Invited Paper SS+NS-TuA1
2012 AVS Gaede-Langmuir Award Lecture: Surface Photochemistry on Compact Crystals and on Metal Nanoparticles

Tuesday, October 30, 2012, 2:00 pm, Room 21

Adsorbing a molecule on a substrate changes its photochemistry. I shall briefly review characteristics of surface photochemistry, established mechanisms, and effects such as whether the substrate acts mainly as source or sink of electronic excitations of adsorbates, how long the latter survive, and how effects which influence their localization and delocalization influence the success rate of excitations. For laser excitation, linear and nonlinear response to excitations can occur.
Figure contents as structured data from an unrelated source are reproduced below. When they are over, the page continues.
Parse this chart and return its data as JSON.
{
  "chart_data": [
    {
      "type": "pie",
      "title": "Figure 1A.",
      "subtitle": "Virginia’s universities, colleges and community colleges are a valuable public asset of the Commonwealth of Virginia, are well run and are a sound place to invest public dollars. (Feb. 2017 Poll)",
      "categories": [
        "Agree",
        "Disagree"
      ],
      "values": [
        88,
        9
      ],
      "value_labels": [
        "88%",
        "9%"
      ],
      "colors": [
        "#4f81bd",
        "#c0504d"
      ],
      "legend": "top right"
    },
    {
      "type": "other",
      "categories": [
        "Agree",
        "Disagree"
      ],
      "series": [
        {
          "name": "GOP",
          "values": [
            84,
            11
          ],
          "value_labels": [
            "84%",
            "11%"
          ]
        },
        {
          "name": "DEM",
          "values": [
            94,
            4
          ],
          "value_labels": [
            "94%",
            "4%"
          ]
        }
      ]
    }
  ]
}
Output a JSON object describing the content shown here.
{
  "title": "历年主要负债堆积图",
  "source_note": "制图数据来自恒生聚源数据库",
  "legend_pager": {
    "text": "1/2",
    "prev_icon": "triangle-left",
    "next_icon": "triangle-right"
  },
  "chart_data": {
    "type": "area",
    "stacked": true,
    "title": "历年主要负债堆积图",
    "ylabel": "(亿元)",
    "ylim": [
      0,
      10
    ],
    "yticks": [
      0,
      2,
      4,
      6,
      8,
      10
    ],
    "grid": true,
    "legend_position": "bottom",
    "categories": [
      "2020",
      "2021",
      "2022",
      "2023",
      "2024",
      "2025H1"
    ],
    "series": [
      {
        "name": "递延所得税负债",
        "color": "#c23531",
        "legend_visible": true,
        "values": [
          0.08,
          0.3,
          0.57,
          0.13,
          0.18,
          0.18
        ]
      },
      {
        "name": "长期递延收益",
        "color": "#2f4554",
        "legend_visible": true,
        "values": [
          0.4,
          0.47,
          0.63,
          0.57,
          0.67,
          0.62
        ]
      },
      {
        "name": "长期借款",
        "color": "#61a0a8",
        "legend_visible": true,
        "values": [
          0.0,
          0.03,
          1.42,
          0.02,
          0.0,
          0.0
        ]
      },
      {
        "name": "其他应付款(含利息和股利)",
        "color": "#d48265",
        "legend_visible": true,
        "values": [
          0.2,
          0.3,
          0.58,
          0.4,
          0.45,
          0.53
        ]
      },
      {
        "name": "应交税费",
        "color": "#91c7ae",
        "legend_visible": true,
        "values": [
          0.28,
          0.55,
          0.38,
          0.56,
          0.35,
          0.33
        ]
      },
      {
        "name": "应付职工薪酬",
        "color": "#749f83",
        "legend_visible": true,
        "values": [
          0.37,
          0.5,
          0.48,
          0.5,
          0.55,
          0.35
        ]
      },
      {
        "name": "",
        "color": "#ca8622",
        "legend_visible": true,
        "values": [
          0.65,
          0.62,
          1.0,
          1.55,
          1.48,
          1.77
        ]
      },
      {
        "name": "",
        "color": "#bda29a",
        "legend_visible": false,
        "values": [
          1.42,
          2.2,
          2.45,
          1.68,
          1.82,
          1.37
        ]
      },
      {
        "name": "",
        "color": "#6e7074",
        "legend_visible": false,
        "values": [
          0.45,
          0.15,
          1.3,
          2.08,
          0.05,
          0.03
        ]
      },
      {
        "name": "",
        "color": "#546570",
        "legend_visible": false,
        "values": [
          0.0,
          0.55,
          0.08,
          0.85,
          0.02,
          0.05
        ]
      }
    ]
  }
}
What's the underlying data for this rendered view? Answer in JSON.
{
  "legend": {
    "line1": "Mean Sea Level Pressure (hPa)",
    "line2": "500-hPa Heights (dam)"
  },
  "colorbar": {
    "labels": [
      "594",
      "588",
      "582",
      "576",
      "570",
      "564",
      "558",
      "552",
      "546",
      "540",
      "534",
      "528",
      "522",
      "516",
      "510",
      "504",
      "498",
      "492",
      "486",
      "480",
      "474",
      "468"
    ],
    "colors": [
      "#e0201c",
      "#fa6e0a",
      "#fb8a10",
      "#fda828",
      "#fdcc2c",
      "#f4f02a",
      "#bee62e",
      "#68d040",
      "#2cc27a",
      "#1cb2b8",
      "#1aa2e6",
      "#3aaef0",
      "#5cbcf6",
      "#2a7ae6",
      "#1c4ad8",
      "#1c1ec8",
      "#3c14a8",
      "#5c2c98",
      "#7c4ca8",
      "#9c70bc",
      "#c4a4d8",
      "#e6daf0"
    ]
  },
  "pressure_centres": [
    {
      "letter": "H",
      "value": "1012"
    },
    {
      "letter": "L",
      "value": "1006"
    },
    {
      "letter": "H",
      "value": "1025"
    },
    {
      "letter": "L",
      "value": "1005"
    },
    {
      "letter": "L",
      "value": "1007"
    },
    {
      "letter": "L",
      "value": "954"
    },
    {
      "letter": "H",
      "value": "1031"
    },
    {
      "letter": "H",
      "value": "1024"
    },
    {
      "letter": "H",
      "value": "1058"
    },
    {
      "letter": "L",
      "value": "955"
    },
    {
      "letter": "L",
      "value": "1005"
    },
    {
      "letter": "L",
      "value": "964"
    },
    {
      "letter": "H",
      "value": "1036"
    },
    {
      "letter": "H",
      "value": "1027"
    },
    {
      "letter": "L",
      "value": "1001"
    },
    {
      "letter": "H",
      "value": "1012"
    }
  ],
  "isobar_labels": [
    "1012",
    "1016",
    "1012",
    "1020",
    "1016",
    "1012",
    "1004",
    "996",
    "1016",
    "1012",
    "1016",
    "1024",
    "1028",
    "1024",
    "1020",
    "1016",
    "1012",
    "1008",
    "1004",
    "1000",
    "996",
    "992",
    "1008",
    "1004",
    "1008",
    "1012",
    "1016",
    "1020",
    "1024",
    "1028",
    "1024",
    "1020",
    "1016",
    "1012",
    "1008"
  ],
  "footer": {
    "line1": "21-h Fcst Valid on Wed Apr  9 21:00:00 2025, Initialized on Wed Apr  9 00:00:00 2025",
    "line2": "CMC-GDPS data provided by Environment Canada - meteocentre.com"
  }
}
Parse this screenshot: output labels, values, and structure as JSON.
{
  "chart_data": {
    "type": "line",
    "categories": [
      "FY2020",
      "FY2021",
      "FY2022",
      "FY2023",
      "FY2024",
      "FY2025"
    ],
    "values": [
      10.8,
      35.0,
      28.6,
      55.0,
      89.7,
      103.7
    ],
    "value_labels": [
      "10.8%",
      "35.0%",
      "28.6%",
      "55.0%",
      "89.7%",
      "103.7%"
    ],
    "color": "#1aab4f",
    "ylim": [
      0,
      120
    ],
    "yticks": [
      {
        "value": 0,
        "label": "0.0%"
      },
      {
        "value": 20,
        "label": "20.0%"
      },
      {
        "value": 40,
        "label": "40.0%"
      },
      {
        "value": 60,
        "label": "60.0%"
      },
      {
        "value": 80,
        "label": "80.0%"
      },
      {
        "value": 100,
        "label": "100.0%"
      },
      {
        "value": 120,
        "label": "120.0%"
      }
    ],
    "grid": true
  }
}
Use of nanoparticles (MNPs) instead of bulk metals further changes surface photochemistry, mainly by changing the substrate optical excitations (e.g. the Mie plasmon of MNPs), and excitation lifetimes and efficiency (by confinement). This will be illustrated by data obtained in the past years in Berlin on NO dimers adsorbed on Ag NPs with varied size (2 to 10 nm) supported on thin alumina films on NiAl single crystals, laser-excited with 2 to 5 eV, with in situ comparison with Ag(111). The main channel is photodesorption of NO; conversion to N₂O + O, and to NO(ad) stabilized by O also occur. Adsorption energies were characterized by TPD, cross sections (PCS) by photo-depletion, and desorbate energy distributions (translation, rotation, vibration) by TOF and REMPI analysis. Linear and nonlinear fluence dependencies of desorption signals have been found with ns and fs laser pulses, respectively. The main changes in NO photodesorption are found in the PCS which are strongly enhanced by plasmon excitation and more weakly by excitation confinement, and show clear size dependences interpreted by counteracting influences. The branching into the minor photoreaction channels is also changed at Ag NPs compared to Ag(111) which is due to varying PCS enhancement factors. The photochemical mechanism, however, as evidenced by state-resolved analysis of the desorbing NO molecules, remains the same – formation of transient negative ions by hot electrons in the substrate - for most of the investigated range (with an exception for high energy and small particles). With fs laser pulses further drastic PCS increases are found even at low fluences at the NPs but not at Ag(111). This nonlinear effect is explained by re-excitation of hot electrons confined in the NPs within a single laser pulse. But even here the individual dynamics stay the same. This action of NPs on the success probability of excitations with essentially unchanged dynamics appears to be the typical behavior for photochemistry on MNPs. Only in an unusual case (Xe/Ag NPs) we have seen a direct influence of plasmon excitation on desorption.

These findings may help in the understanding of photocatalysis on MNPs.